Another modification was optimizing the voice for the narrow, 4 kilohertz bandwidth
of telephones. The researchers also improved processing by configuring a server that
is dedicated to TTS and connected by a high-speed network to a Direct Talk/6000
call transaction handler.
The Tokyo group is working to improve the product even further. Saito says the next
step will be to refine the prosody -- the rhythm and intonation -- of TTS speech.
Within three to five years, he hopes to raise TTS quality to the point where the
recorded speech can be eliminated.
-- Dennis Normile
IBM Software + Web = Science Online
SINCE THE FIRST days of the Web, researchers and students have been frustrated by a flaw in
Web browsers: their inability to display the elegant symbols of math and science as easily as
they do regular text. Now, IBM is providing a solution in the form of the techexplorer
Hypermedia Browser -- software that displays mathematical expressions and scientific
documents in a variety of electronic media, including Web pages and CD-ROM-based textbooks.
The techexplorer software builds on the TeX and LaTeX formatting
languages used in scientific and technical publishing, and adds features such as
hypertext and multimedia. The software is also starting to support
the Mathematical Markup Language specification from the World Wide Web Consortium.
This new standard makes the creation and display of equations easier and more interactive than
is possible using plain HTML and embedded images.
The new browser is available in two versions, each offering a different level of functionality.
The Introductory Edition is a no-charge viewer that lets users read interactive documents containing
text and mathematical expressions.

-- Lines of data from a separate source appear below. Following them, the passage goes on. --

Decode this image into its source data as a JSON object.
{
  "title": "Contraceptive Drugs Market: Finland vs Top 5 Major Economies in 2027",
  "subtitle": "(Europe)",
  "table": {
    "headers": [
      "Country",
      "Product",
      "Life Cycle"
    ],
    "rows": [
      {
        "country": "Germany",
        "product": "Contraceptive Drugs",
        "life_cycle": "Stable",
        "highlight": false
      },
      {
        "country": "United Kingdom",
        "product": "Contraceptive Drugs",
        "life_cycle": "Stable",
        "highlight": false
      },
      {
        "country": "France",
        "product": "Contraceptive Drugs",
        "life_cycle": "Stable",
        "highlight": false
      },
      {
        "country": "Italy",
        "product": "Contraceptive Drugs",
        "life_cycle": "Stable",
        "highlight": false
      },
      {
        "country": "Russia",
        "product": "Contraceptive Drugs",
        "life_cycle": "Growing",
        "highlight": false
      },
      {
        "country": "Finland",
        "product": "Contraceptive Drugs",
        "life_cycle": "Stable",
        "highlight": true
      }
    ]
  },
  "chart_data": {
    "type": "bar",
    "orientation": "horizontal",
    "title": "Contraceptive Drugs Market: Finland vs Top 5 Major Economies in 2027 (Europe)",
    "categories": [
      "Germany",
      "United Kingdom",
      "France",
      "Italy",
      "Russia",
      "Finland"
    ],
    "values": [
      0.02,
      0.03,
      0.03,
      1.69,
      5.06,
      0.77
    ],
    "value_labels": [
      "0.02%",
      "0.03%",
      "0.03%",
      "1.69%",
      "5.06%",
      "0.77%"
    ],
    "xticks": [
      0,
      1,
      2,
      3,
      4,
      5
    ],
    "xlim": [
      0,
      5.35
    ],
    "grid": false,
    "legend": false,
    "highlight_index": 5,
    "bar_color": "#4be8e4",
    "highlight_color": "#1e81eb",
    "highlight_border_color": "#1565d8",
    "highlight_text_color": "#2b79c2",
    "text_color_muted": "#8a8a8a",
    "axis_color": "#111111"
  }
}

The commercial Professional Edition offers other features
as well, including an interface that allows users to write Java applets that interact
with techexplorer. That edition contains a search engine, supports printing and has an
extension mechanism for communicating with other applications.
IBM expects the Professional Edition to be the foundation of a new generation of interactive
textbooks and online journals. "Our goal is to introduce novel forms of interactivity into
technical and scientific documents, so that researchers and students can actually solve problems
within their Web browsers," says Bob Sutor, a research staff member and manager of the interactive
scientific publishing group at IBM's Thomas J. Watson Research Center.

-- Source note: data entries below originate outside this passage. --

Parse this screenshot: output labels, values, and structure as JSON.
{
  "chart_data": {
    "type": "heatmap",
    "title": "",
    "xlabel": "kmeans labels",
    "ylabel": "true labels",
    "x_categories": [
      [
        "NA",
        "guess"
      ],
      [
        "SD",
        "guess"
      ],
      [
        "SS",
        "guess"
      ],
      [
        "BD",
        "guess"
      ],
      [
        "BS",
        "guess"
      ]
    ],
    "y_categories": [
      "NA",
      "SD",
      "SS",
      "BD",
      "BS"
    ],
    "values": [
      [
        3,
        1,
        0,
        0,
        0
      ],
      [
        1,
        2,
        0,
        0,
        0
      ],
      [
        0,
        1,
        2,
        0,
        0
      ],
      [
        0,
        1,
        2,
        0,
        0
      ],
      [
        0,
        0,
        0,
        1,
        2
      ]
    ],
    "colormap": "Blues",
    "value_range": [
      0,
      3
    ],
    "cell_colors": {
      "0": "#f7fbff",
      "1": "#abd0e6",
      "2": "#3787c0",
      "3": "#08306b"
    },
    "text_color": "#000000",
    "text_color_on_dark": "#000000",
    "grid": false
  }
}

The company is working with several partners to explore the possible uses
of techexplorer for education and Web-based publishing. One partner is the
NSF-funded Project Links group at Rensselaer
Polytechnic Institute in Troy, New York.
The project is developing online science courses in which undergraduates can conduct
experiments and simulations using Java applets. "Our techexplorer software provides
new ways to really explore the topics discussed in scientific documents," Sutor says.